July 12, 2019
Once you create your first budget, begin to use it and get a good feel for how it can keep your finances on track, you may want to map out your spending plan or budget for 6 months to a year down the road. By doing this you can easily forecast which months your finances may be tight and which ones you’ll have extra money. You can then look for ways to even out the highs and lows in your finances so that things can be more manageable and pleasant.
Extending your budget out into the future also allows you to forecast how much money you will be able to save for important things like your vacation, a new vehicle, your first home or home renovations, an emergency savings account or your retirement. Using a realistic budget to forecast your spending for the year can really help you with your long term financial planning. You can then make credible assumptions about your annual income and expense and plan for long term financial goals like starting your own business, buying an investment or recreation property or retiring.
Why Prepare a Personal Budget?
Gain Control Over Your Money
A budget is a way of being intentional about the way you spend and save your money. It is said that with budgeting, you control your money instead of your money controlling you. Budgeting saves you the stress of suddenly having to adjust to lack of funds. It also helps you decide if you want to sacrifice short term spending like buying coffee everyday in exchange for a long term benefit — a cruise or a new HDTV. In budgeting, you are able to identify and eliminate unnecessary spending like late fees, penalties and interests. These seemingly small saving can add up over time.
Enjoy Clarity & Order
With budgeting, you have a clear picture of what is coming in, how fast it goes out, and where it is going to. Budgeting saves you from wondering at the end of the month where your money went. That way, it is easy for you to make adjustments. Budget also serves as a reference for organizing your bills, receipts, and financial statements. When all of your financial transactions are organized for tax time or creditor questions, you save time and effort.
A budget enables you to know what you can afford, take advantage of buying and investing opportunities, and plan how to lower your debt.
Plan & Achieve Goals
Establishing a budget helps you avoid spending unnecessarily on items and services that do not contribute to reaching your financial goals. Budgeting allows you to plan to set aside money for emergencies.

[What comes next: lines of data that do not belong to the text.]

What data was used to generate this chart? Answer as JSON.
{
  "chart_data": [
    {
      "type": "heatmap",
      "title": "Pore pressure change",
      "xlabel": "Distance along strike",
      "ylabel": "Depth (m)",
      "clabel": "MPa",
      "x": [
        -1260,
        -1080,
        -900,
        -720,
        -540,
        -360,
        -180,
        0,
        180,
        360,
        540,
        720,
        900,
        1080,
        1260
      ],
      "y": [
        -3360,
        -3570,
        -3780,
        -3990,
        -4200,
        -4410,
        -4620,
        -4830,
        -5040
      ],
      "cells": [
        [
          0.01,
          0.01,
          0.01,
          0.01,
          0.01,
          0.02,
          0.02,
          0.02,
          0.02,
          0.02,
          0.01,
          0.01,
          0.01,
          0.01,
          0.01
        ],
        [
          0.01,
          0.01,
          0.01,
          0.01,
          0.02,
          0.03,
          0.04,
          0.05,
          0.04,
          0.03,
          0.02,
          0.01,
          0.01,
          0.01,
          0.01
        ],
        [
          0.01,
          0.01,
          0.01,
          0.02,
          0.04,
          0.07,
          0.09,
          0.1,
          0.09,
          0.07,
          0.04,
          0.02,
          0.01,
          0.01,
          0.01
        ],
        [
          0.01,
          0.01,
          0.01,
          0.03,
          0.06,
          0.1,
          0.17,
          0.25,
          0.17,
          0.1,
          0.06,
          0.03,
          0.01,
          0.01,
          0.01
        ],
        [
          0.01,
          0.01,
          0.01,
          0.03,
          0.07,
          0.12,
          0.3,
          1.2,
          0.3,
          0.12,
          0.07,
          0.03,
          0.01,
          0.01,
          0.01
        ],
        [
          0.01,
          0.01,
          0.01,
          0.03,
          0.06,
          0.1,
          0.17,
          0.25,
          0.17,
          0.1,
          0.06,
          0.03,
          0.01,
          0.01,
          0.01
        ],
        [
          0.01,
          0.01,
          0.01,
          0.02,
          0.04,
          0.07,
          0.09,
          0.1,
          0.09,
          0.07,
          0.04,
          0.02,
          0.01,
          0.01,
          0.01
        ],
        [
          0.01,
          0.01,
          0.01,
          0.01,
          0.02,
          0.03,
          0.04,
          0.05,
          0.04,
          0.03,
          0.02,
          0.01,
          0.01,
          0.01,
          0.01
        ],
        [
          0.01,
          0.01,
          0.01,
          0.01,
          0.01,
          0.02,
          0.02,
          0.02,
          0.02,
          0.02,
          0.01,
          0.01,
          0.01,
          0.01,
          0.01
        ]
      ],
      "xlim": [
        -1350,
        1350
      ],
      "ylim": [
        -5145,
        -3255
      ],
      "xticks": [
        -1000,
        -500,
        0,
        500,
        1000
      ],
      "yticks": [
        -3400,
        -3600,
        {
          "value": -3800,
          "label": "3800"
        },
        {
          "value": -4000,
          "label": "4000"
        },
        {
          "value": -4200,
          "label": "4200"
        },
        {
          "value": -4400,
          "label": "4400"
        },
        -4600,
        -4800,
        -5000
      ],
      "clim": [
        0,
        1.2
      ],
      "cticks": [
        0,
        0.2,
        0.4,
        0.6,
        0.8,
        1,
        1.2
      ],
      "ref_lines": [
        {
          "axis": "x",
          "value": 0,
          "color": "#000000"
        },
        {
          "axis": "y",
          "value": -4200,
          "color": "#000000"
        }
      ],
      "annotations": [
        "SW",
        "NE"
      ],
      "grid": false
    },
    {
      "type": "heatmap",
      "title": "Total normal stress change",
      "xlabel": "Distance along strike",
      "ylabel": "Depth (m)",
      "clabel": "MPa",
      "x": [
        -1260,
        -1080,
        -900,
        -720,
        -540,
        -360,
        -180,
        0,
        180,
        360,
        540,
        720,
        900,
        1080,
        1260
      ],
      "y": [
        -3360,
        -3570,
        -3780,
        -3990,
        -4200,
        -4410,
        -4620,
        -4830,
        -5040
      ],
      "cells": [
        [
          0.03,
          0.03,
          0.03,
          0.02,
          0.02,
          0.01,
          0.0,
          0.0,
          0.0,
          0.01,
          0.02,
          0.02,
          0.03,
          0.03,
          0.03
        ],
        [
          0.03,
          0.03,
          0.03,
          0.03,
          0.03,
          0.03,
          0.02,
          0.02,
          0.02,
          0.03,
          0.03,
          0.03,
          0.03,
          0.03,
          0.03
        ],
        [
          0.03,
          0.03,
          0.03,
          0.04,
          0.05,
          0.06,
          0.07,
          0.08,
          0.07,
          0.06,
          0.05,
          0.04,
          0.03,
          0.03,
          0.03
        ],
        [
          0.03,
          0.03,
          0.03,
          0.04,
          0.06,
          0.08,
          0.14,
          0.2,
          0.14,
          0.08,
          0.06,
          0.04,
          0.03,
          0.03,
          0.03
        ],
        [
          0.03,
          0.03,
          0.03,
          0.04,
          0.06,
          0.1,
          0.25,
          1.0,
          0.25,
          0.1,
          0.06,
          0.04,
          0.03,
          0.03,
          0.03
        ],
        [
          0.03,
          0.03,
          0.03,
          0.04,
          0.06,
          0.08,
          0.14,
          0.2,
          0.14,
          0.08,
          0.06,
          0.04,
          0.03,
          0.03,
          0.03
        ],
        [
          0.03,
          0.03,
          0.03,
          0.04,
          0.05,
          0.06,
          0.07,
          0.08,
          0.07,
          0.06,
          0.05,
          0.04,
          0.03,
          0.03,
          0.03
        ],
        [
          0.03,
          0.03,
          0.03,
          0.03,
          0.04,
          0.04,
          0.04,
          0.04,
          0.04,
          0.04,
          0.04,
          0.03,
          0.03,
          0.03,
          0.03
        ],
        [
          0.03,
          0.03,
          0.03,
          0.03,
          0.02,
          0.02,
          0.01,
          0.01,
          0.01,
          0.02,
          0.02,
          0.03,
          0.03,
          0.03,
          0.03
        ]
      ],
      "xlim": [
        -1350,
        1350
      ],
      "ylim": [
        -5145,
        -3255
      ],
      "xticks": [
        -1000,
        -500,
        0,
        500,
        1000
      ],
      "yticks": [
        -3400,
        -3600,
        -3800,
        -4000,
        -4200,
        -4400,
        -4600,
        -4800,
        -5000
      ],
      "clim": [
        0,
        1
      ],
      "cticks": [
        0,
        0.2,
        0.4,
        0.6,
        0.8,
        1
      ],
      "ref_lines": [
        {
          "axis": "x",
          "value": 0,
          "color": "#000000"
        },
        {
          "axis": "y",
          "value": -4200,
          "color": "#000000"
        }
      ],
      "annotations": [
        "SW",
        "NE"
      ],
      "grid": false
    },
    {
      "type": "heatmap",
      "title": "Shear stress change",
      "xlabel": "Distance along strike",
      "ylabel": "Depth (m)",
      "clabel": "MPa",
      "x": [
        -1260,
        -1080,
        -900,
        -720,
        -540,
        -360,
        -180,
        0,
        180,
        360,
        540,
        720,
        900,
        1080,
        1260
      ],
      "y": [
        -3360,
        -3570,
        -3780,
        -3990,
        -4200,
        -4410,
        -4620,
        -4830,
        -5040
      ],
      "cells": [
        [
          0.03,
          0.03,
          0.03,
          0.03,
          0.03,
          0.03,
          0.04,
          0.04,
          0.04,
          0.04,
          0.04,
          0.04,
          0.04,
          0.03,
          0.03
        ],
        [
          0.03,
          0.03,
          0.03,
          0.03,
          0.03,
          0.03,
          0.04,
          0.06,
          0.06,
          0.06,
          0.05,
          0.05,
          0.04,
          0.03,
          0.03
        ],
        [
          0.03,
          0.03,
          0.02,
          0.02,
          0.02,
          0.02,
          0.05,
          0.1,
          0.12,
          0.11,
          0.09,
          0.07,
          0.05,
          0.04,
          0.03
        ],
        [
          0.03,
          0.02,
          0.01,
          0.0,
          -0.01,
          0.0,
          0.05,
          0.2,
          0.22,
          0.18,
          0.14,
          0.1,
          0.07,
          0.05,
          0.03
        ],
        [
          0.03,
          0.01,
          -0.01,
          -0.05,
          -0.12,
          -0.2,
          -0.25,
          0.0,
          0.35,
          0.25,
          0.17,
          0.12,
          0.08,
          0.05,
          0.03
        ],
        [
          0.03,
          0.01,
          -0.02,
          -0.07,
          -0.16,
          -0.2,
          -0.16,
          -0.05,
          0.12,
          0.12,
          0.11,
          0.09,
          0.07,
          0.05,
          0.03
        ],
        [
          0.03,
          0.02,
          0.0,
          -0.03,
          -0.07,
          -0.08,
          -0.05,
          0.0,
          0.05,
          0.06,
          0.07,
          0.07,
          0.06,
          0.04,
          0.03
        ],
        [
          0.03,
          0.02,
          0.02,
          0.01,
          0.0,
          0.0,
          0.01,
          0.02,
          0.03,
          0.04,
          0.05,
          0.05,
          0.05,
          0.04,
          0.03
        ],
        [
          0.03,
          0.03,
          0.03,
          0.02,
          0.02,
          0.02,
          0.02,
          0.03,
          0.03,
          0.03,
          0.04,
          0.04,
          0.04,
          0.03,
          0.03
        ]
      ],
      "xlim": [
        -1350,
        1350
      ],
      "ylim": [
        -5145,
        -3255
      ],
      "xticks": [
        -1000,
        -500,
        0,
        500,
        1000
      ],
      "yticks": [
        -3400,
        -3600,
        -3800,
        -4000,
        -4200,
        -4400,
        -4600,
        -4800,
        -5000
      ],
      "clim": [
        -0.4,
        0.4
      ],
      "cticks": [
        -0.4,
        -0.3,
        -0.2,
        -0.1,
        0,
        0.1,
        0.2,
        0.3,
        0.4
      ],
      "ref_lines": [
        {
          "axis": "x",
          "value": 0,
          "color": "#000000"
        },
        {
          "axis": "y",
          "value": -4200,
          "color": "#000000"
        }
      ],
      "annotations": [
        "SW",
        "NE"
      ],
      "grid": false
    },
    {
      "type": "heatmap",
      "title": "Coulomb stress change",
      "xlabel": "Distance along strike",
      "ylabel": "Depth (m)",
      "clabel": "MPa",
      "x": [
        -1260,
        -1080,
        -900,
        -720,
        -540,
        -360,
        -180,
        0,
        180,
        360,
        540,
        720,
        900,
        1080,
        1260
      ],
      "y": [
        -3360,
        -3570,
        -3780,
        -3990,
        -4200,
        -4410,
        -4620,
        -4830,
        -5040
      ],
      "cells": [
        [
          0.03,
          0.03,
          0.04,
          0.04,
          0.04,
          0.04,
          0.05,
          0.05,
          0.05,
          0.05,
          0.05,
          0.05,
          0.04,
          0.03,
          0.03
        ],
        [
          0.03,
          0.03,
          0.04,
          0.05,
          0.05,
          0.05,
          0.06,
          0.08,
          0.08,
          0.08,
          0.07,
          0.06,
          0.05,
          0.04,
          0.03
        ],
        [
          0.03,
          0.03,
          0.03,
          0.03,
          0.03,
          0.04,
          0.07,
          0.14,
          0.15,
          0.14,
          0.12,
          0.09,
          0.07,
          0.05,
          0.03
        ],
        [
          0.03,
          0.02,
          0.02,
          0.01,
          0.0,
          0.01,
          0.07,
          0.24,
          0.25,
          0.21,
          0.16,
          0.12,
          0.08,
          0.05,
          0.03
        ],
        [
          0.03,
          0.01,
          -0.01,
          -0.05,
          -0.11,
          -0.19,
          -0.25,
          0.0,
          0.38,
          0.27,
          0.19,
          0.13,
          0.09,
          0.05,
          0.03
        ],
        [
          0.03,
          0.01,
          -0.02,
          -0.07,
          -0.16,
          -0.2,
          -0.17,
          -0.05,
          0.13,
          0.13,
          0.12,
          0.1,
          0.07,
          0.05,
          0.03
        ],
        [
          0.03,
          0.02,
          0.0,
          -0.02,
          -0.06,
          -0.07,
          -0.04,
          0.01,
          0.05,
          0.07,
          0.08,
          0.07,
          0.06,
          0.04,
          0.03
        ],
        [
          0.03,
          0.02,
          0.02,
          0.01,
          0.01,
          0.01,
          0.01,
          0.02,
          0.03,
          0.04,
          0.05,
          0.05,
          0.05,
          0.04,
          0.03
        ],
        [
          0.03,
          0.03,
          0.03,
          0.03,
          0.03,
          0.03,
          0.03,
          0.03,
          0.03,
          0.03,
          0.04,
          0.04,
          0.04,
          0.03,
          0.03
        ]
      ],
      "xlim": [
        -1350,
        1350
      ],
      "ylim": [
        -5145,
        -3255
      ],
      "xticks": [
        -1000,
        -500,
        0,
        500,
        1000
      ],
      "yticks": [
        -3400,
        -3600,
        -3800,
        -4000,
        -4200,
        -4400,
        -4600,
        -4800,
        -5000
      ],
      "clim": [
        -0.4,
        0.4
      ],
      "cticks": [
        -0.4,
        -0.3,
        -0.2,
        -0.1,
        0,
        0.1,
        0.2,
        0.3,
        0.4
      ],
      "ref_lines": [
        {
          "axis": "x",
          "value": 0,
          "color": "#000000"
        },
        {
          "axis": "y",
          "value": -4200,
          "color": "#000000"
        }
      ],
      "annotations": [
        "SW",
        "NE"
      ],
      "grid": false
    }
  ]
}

When you budget and take a “big picture” view, you will see potential shortfalls in advance, and be able to make adjustments before the problem appears.
Taking debt is not necessarily a bad thing if the debt is necessary or you can afford it. Budgeting shows you how much a debt load you can realistically take without being stressed or if taking the debt load is worth it.
How to Prepare a Personal Budget
Identify Your Income & Expenditures
First, collect information on your savings, checking, investment accounts, and any other financial instruments. Then find your monthly income and determine the average monthly amount that you receive.
Next, determine your monthly recurring debt payments. Calculate the total amount owed on each debt account as well as the minimum monthly payment. This includes car loans, mortgages, credit card debt, student loans, and all other debt that your family pays on a monthly basis.
Finally, determine your monthly expenses – receipts, utility bills, any other expense that arises during a one month period and determine an average amount of expenses for each category.
Now you can see whether you are overspending or underspending. Ideally, during this step you will find that you are living within your means, and maybe will even have a little left over on a monthly basis. On the other hand, you may determine you must make adjustments to your monthly expenses in order to live within your means.
Depending where you are in your budget, you may want to consider new monthly allocation to a savings account, IRA, 529 college savings plan, or other savings vehicle. You may be able to devote income to building an emergency fund or setting aside additional monthly amounts towards debt payments like student loans and mortgages and paying down your credit cards. Maybe you want to save for big ticket items like international travel, a car, a renovation, or a down payment on a house, or put aside for an investment property, income property, or other investments.
Monitor and Adjust
Once you have an established budget, you will want to keep it in check. Monitor your budget periodically to adjust for changes, achieved goals and additional unexpected expenses.
The knowledge that you are making sound long term and short term financial choices will provide you with a great deal of comfort, and will take you from living paycheck to paycheck to being able to see the long term results of your disciplined savings and financial planning.